His seasons coincided with years when LWA was not yet what Schandler called “an athletic destination.” “It was the way he won, the relationships he formed,” he said of Weiss. “He scheduled very tough games. He pushed, searching for the best team from the city, Long Island, public school, Catholic schools, never afraid of a challenge. He’s been to countless weddings, knows his former players’ children.”
“Remember, if you have your health, life is what you make it,” and “There are escalator people and there are stairs people,” are two Weiss maxims that Cacciola said stick with him to this day as a 44-year-old father of twins. “There are no shortcuts, and if your best player isn’t the hardest worker, your team won’t be successful,” he said, recalling Weiss’s coaching style and his approach to life, in which he aims to break a sweat every day.
A nearly 46-minute video put together by Cacciola and other members of what is called the LWA Hoop Squad Fraternity paid homage to Weiss’s influence on his former players.
Karim Shabazz, a 7-foot-2 center, was LWA’s first big-time recruit, and subsequently taught kindergarten through fourth grade as well as middle school at LWA from 2014 to 2020, and coached the girls’ basketball team for a few seasons.
“Coming into your office was a safe space where we could laugh and joke,” Shabazz said in the video, talking to Weiss by way of the camera. “You would teach us about life, to be successful and how to do things the right way.”
Francis Jonathan Han, class of 2004, recalled the multiple league championships and a state title. “You’re one of the best coaches I ever had,” Han said in the video. “People know you for a reason. You’re a winner, and you changed a lot of people’s lives, and Lawrence Woodmere is on the map forever, because of what you’ve done for school.” Han is a point guard who most recently played for Mets de Guaynbo in Puerto Rico.

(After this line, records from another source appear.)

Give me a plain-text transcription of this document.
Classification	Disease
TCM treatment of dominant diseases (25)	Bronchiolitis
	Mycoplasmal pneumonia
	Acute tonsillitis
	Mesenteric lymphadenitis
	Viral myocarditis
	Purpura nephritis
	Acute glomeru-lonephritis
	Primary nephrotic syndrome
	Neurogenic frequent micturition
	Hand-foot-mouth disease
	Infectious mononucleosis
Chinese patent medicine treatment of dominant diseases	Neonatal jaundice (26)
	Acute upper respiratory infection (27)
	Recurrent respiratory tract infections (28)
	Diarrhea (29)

Taped separately, Cacciola and Weiss recounted the LWA squad’s first league championship in 1994-95. Weiss remembered that during the regular season, the Lake Grove School (now closed) “killed” LWA. Cacciola quoted Weiss’s pre-game speech before the rematch in the playoffs.
“We’re the better team. Don’t make them out to be better than they are, and don’t underestimate yourselves. I mean that sincerely. I know that I’m the better coach than their coach, and I know that you’re better players than their players. I know that. We don’t win today it’s an injustice.” LWA won 76-70.
That was the victory, Weiss said, that “pole-vaulted” LWA to another level and established the school as a consistent winner.
“It was my honor and privilege to coach, teach and mentor student athletes for 30-plus years,” said Weiss, whose name graces LWA’s basketball court. “So many of those young people I have close relationships with today. It’s those relationships that matter most. Special thanks to my wife, Andrea, my twins, Ryan and Riley, and coach John Schandler for their support along the journey.”